The dossier is deterministic given the upstream evidence. It does not invent claims, does not embed PMIDs that weren't retrieved, and never makes a human-use claim.

Reference

HTTP API.

POST
/api/missions
Start a mission. Body: { query, target_class?, depth?, budget_cents? }. Returns 202 + mission_id.
GET
/api/missions
List missions, latest 50.
GET
/api/missions/:id
Mission state: tasks, findings, theses, critiques, dossiers.
GET
/api/dashboard?mission_id=…
Aggregated dashboard payload (the same one /app uses).
GET
/api/stream?mission_id=…
Server-Sent Events feed of swarm events. Heartbeats every ~700ms.

Reasoning

kie.ai integration.

Pepclaw's reasoning agents — Thesis Generator, Red Team and Synthesizer — call POST https://api.kie.ai/codex/v1/responses with model gpt-5-4. Reasoning effort is configurable per call (low → xhigh).
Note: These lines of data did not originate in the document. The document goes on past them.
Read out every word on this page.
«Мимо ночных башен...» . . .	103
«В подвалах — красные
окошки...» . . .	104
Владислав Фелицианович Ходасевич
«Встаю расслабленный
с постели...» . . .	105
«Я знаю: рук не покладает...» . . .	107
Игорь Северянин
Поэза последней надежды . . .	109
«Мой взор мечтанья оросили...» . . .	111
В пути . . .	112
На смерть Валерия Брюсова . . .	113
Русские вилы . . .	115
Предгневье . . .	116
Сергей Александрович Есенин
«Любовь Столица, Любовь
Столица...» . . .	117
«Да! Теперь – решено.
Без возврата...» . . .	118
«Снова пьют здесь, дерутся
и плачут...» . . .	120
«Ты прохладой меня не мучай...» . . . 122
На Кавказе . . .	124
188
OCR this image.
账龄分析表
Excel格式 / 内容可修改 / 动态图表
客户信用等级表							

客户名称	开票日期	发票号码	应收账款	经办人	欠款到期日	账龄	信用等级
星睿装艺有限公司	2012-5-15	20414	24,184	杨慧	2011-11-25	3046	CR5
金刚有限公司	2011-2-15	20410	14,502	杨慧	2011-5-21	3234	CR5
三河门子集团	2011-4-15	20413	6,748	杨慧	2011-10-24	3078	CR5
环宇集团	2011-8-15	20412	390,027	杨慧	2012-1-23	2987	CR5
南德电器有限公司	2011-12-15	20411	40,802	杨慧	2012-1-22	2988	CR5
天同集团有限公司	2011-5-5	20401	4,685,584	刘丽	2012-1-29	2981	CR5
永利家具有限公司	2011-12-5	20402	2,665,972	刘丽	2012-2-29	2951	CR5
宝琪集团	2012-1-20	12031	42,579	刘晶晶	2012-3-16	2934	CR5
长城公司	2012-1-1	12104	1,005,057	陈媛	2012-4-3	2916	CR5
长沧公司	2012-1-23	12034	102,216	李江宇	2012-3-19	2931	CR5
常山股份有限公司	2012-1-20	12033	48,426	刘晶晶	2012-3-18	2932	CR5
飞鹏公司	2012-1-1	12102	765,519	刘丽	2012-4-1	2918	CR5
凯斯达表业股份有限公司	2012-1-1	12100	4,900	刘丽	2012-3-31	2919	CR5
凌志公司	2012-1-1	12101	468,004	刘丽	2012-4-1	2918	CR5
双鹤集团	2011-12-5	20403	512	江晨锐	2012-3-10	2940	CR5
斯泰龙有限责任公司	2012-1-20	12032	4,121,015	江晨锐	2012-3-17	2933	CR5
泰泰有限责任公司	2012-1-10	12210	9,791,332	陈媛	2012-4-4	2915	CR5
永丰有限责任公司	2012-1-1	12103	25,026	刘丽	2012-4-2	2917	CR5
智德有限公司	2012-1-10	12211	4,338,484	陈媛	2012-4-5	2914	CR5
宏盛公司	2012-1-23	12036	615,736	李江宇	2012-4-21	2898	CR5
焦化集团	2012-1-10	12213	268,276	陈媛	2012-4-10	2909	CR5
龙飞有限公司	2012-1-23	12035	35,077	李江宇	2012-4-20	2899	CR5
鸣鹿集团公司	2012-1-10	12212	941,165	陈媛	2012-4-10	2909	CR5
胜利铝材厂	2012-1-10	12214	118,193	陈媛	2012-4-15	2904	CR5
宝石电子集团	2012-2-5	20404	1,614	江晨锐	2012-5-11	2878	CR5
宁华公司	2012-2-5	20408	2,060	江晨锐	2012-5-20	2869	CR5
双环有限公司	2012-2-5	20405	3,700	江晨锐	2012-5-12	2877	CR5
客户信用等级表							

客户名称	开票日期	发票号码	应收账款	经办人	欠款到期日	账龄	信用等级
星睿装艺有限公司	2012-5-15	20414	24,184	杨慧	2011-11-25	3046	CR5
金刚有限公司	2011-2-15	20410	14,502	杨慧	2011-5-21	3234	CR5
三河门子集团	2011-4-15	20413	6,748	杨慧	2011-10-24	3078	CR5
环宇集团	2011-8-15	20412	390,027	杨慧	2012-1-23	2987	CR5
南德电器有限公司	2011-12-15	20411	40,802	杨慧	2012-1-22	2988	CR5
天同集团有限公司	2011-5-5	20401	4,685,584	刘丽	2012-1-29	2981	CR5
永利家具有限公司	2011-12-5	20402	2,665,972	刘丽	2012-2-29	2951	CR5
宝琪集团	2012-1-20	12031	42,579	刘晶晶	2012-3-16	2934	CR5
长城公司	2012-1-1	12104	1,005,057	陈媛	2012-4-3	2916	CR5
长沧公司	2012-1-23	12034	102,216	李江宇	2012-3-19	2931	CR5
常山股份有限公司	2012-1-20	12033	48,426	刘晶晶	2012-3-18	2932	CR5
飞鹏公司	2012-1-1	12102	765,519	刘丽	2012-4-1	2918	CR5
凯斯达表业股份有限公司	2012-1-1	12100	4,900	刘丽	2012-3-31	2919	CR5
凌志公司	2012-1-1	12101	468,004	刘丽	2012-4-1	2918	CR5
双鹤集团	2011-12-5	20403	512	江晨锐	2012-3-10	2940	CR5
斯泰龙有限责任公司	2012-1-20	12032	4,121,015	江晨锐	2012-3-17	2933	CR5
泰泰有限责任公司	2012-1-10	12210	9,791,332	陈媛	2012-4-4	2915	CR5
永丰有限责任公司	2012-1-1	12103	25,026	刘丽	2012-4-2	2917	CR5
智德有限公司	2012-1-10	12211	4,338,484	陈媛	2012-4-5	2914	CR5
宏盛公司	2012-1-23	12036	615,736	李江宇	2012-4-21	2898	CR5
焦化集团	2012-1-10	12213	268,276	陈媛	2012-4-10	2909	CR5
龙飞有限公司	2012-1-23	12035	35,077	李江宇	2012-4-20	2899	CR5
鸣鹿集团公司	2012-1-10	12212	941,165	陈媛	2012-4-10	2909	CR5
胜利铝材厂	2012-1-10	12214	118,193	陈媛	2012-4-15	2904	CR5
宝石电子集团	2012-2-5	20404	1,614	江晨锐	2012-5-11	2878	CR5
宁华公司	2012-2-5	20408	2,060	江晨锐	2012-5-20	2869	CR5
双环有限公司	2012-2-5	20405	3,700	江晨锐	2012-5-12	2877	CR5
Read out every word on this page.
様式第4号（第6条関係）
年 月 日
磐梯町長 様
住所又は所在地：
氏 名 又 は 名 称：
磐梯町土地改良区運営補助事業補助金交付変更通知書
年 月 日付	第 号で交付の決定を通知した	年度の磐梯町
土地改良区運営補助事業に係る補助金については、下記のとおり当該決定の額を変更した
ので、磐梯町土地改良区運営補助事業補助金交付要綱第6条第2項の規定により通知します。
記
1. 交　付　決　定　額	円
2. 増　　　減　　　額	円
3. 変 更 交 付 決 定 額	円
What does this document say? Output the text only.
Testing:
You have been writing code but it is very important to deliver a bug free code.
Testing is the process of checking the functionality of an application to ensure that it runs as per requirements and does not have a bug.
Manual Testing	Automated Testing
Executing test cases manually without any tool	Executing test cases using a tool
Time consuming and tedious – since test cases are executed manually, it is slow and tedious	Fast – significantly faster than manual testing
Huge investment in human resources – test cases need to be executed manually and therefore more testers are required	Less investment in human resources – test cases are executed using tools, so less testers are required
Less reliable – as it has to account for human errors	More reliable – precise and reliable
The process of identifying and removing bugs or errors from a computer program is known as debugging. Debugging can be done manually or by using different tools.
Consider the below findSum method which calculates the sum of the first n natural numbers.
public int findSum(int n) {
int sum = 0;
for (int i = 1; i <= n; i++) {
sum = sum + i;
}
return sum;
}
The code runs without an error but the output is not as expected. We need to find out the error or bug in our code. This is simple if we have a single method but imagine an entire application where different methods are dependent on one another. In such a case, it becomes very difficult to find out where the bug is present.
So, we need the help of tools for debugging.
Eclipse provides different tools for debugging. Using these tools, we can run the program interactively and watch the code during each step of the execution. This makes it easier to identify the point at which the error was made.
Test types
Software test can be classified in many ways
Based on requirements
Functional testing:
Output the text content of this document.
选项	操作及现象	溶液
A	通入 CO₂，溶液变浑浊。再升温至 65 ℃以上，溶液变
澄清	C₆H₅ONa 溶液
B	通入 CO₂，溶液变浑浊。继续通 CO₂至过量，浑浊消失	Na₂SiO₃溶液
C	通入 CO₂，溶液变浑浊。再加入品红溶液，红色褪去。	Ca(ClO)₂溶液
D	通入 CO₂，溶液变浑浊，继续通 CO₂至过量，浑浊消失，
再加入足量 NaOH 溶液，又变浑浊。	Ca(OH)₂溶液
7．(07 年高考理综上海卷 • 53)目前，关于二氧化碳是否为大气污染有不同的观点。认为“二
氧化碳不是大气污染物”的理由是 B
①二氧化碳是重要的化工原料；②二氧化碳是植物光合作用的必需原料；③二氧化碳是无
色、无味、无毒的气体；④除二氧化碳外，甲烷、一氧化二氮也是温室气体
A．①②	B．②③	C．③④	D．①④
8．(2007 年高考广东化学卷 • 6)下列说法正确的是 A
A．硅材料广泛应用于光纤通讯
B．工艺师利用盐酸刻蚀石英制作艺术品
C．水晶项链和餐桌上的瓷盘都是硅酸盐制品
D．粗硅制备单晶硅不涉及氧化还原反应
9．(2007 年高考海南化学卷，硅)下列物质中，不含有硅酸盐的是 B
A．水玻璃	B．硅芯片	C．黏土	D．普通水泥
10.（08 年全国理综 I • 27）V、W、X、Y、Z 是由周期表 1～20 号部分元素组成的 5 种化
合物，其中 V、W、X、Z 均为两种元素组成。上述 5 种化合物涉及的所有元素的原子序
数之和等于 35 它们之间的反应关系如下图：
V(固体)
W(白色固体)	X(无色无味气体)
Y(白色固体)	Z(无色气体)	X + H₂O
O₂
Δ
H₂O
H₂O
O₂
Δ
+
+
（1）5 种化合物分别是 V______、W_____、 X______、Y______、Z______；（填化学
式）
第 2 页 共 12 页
POST https://api.kie.ai/codex/v1/responses
authorization: Bearer $KIE_API_KEY
content-type: application/json

{
  "model": "gpt-5-4",
  "stream": false,
  "input": [
    { "role": "user", "content": [{ "type": "input_text", "text": "..." }] }
  ],
  "reasoning": { "effort": "medium" }
}

If KIE_API_KEY is not set, Pepclaw transparently falls back to deterministic templated reasoning so the swarm still ships dossiers end-to-end. The mission ledger marks any fallback runs explicitly so replays can distinguish “model output” from “deterministic stub”.